The lesson from the previous exercise is that it appears as though the universe will expand forever. As objects move farther and farther away from us, they eventually reach a point at which they are moving away from us faster than the speed of light. At that point, the light they emit will not be able to reach us, effectively removing them from the observable portion of the universe. As time goes on, the amount of stuff within the observable portion of the universe will get smaller and smaller. While the idea of a completely empty night sky may be sad, don't worry; our sun will be long dead by then.
The total density of the universe can be written as the sum of the densities of matter, radiation, and dark energy. Use this along with Eqs. \ref{eq:Omega0}, \ref{eq:MatterDensity}, \ref{eq:RadiationDensity}, and \ref{eq:DarkEnergyDensity} to derive Equation \ref{eq:FriedmannDimensionless}.
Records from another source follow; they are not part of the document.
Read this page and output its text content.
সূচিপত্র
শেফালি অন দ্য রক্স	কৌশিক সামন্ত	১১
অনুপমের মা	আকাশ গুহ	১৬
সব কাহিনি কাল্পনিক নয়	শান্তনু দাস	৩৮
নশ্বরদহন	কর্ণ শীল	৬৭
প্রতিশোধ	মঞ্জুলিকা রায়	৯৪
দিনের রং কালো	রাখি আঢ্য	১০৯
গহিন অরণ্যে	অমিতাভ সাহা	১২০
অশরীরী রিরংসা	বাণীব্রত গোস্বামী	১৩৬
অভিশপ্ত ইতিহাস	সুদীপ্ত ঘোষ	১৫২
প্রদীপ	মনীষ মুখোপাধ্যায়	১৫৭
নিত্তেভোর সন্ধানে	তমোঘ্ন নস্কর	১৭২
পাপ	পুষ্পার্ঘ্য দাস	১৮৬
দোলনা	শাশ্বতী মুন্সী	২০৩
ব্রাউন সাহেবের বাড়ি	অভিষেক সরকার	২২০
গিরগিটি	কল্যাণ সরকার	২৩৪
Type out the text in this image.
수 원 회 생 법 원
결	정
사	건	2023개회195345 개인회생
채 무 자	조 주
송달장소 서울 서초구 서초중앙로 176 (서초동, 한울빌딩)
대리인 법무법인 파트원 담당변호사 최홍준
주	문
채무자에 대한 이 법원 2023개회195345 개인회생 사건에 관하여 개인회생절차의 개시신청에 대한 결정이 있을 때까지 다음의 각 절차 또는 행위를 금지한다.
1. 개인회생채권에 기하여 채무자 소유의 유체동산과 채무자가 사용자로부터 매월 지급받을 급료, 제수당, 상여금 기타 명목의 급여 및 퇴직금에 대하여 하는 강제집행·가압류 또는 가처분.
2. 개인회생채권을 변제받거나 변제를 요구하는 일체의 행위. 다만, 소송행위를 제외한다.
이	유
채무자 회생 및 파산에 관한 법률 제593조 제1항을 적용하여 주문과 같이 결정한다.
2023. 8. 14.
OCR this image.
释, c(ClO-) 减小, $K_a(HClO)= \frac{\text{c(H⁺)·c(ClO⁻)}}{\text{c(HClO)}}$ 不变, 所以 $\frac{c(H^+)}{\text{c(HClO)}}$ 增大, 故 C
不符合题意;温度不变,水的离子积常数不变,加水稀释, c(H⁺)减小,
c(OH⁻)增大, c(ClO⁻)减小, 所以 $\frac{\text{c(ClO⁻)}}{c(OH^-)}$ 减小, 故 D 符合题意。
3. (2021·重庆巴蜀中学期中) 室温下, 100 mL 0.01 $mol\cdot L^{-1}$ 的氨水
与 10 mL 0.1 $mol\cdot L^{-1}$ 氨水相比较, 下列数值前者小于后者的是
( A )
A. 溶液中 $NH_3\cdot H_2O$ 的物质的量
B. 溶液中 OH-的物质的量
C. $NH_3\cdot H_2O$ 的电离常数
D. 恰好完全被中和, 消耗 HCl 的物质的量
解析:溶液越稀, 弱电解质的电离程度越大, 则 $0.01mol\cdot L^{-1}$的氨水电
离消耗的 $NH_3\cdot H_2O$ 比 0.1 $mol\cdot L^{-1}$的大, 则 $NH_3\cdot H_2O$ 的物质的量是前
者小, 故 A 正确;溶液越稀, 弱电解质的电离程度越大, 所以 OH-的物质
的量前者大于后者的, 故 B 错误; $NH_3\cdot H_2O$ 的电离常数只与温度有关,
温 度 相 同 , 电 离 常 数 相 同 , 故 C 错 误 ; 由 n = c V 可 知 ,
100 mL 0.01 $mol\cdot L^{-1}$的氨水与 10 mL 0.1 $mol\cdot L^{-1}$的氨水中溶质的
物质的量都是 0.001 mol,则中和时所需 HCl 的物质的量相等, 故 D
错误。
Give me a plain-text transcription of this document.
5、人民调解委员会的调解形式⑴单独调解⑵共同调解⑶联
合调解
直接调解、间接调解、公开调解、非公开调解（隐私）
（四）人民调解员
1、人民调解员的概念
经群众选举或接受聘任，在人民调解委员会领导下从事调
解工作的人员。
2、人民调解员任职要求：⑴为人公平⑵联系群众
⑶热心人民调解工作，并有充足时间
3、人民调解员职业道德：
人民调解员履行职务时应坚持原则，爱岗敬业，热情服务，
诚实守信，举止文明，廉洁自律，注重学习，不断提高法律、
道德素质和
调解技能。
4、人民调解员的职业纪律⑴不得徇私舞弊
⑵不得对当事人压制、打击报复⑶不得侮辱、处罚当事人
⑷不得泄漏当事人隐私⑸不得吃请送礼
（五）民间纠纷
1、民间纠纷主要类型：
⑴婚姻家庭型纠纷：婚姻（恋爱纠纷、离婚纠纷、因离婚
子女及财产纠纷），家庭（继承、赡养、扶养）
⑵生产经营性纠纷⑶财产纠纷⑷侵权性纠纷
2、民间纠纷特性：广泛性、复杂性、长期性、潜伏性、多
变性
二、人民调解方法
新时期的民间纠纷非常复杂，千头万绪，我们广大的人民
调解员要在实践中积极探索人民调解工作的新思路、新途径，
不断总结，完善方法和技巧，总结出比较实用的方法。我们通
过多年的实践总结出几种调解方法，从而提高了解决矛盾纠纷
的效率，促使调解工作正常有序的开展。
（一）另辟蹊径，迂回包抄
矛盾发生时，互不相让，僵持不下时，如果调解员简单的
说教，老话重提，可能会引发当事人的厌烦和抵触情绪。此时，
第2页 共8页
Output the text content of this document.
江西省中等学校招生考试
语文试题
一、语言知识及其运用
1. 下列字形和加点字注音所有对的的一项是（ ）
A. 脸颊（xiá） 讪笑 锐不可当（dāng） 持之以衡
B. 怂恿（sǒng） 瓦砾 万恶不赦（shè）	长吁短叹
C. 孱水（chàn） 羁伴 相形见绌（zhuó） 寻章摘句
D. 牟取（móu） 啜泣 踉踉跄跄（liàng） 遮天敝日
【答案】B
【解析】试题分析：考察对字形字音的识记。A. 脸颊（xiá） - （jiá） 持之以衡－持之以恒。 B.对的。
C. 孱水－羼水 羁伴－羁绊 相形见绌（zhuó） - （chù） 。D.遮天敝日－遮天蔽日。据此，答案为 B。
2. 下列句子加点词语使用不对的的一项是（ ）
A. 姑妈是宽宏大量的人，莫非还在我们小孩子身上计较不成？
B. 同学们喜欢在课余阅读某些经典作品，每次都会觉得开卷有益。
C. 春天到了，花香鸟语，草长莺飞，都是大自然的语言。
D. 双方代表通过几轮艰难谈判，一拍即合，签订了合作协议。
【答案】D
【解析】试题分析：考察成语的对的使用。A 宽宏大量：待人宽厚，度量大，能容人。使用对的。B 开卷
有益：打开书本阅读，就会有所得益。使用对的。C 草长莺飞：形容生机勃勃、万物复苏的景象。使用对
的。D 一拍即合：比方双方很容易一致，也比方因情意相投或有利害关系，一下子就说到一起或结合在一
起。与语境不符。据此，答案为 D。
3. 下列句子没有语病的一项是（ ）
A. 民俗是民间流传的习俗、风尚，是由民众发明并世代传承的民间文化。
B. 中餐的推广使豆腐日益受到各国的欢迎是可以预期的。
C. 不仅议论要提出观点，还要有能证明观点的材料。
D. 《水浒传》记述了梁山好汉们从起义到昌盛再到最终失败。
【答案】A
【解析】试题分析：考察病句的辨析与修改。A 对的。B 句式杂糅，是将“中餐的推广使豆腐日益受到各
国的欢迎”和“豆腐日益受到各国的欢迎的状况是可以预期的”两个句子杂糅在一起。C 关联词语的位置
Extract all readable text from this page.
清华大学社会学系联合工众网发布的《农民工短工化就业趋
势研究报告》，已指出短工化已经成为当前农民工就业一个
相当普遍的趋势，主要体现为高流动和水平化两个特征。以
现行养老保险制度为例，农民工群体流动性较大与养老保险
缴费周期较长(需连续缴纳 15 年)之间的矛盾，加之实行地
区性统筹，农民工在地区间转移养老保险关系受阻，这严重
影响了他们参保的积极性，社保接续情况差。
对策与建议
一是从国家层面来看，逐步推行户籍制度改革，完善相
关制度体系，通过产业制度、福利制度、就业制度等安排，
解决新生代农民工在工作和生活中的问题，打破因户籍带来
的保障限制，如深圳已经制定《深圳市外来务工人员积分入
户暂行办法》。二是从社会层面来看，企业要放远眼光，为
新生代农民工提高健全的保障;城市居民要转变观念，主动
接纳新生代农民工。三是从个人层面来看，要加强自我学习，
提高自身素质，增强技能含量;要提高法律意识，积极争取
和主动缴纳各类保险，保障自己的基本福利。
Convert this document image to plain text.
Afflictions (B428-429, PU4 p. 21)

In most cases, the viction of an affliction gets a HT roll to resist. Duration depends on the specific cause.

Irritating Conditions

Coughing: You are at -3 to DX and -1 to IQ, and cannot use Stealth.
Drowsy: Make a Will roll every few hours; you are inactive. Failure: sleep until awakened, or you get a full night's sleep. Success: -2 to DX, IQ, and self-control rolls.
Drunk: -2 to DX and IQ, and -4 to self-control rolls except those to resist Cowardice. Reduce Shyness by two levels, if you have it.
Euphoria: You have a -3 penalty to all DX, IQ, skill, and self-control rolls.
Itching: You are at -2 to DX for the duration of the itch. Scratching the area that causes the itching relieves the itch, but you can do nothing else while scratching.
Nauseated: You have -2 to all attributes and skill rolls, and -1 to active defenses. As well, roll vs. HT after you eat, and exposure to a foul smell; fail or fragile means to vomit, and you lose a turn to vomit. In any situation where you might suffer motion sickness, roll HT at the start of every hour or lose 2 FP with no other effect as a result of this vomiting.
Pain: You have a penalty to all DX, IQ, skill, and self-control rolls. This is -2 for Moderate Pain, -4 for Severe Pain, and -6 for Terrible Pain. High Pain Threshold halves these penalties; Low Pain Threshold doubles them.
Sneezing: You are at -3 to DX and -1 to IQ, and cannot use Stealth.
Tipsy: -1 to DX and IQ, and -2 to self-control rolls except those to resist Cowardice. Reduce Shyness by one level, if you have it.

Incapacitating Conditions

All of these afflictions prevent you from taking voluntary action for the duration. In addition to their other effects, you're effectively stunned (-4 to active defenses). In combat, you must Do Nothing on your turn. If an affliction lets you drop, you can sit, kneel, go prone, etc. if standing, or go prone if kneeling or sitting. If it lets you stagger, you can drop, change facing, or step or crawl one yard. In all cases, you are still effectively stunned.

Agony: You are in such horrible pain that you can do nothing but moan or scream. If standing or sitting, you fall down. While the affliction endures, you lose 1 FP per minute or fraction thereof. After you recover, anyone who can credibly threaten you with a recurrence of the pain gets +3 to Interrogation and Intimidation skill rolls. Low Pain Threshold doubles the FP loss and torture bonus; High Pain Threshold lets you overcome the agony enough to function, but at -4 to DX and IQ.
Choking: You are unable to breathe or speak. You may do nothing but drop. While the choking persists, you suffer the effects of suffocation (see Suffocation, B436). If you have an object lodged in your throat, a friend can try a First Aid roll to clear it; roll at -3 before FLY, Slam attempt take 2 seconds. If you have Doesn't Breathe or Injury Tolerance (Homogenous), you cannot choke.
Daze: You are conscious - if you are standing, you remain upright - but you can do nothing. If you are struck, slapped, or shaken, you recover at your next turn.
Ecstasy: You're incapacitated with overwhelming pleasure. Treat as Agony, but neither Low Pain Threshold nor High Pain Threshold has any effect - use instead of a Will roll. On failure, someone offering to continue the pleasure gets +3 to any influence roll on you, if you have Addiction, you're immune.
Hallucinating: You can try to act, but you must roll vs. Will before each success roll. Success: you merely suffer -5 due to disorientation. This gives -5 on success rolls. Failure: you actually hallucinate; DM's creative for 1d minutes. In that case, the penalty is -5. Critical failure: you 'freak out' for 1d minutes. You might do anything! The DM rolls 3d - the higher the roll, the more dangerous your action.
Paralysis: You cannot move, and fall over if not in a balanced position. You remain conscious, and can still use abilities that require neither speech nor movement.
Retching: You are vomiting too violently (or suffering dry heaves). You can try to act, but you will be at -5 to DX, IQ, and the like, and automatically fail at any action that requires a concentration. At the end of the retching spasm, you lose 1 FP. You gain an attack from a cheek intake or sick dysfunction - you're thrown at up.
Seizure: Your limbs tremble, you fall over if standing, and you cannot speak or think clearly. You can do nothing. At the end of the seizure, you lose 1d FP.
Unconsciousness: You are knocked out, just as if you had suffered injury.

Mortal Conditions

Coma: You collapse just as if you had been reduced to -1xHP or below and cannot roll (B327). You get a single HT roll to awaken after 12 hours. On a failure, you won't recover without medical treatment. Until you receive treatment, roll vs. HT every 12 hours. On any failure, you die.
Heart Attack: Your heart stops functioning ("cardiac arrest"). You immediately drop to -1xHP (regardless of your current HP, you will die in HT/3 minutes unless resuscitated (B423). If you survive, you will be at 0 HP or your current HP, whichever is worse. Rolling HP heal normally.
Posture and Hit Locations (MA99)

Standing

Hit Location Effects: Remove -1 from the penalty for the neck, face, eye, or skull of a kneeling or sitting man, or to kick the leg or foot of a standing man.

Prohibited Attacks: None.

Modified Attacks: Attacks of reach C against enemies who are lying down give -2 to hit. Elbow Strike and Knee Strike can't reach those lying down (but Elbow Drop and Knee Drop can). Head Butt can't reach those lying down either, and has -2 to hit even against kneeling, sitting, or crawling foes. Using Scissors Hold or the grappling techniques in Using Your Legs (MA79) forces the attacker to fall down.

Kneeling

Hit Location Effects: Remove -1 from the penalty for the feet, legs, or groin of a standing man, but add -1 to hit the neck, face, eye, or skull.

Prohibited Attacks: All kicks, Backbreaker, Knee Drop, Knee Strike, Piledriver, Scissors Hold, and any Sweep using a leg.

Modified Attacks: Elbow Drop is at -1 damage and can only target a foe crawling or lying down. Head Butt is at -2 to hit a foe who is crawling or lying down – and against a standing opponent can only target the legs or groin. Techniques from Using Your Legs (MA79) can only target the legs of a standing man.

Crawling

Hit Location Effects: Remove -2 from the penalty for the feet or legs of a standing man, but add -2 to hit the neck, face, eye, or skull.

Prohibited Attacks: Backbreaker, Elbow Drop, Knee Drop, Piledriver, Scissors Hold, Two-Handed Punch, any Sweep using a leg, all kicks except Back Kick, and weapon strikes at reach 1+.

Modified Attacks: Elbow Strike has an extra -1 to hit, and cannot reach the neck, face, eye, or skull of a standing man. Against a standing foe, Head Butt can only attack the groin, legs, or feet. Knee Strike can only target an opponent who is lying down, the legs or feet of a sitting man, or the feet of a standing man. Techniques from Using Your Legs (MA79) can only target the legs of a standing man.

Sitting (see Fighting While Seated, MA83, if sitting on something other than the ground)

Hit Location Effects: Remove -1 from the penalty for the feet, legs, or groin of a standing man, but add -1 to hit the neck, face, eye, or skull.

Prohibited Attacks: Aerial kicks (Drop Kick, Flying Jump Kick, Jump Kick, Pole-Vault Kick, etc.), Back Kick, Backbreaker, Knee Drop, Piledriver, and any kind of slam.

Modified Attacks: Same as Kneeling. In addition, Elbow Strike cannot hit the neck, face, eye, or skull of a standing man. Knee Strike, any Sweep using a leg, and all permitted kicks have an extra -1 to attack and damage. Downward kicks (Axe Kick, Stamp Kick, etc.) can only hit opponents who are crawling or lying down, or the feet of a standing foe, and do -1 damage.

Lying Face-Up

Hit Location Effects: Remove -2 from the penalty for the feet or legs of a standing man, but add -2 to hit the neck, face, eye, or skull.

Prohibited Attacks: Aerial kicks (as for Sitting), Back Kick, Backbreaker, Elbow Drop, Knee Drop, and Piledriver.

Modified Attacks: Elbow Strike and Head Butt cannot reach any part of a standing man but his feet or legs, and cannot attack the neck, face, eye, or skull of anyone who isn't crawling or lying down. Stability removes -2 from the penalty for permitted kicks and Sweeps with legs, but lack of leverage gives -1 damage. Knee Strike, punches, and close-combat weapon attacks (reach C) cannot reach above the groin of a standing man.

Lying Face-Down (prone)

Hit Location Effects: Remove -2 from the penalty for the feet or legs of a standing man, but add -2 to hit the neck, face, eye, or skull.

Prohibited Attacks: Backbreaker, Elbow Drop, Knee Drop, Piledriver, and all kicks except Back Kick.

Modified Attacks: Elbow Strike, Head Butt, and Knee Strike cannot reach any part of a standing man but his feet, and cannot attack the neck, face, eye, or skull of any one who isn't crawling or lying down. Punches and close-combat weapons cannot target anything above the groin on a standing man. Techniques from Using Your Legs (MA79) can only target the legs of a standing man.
While Equation \ref{eq:FriedmannDimensionless} can't be solved by hand using the current observed values of the densities of each component, it can be solved in the case that the universe consists of only one of the three components. Here is the process, for example, if the universe is flat (\(K=0\)), consists only of radiation (\(\Omega_{r,0}=1\)), and starts with initial condition \(a(0)=0\).
$$\begin{align*}
\dot{a}^2(t)&=H_0^2\left(\frac{\cancelto{0}{\Omega_{m,0}}}{a(t)}+\frac{\cancelto{1}{\Omega_{r,0}}}{a^2(t)}+\cancelto{0}{\Omega_\Lambda} a^2(t)\right)-\cancelto{0}{K}&&\text{substitute values into Friedmann Equation}\\
\frac{da}{dt}&=\frac{H_0}{a}&&\text{take square root of both sides}\\
a\ da&=H_0\ dt&&\text{put all a's on one side and t's on the other}\\
\int\limits_{0}^{a(t)}a\ da&=\int\limits_{0}^{t}H_0\ dt&&\text{integrate both sides}\\
\frac{1}{2}a^2(t)-0&=H_0t-0&&\text{evaluate integral}\\
a(t)&=\sqrt{2H_0t}&&\text{solve for a(t)}
\end{align*}$$
Repeat this process to solve for \(a(t)\) for a flat universe that consists only of matter and for which \(a(0)=0\).
Repeat the process from the previous box to solve for \(a(t)\) for a flat universe that consists only of dark energy and for which \(a(0)=a_0\). Why can we not use \(a(0)=0\) in this case? (Explain both mathematically and physically.)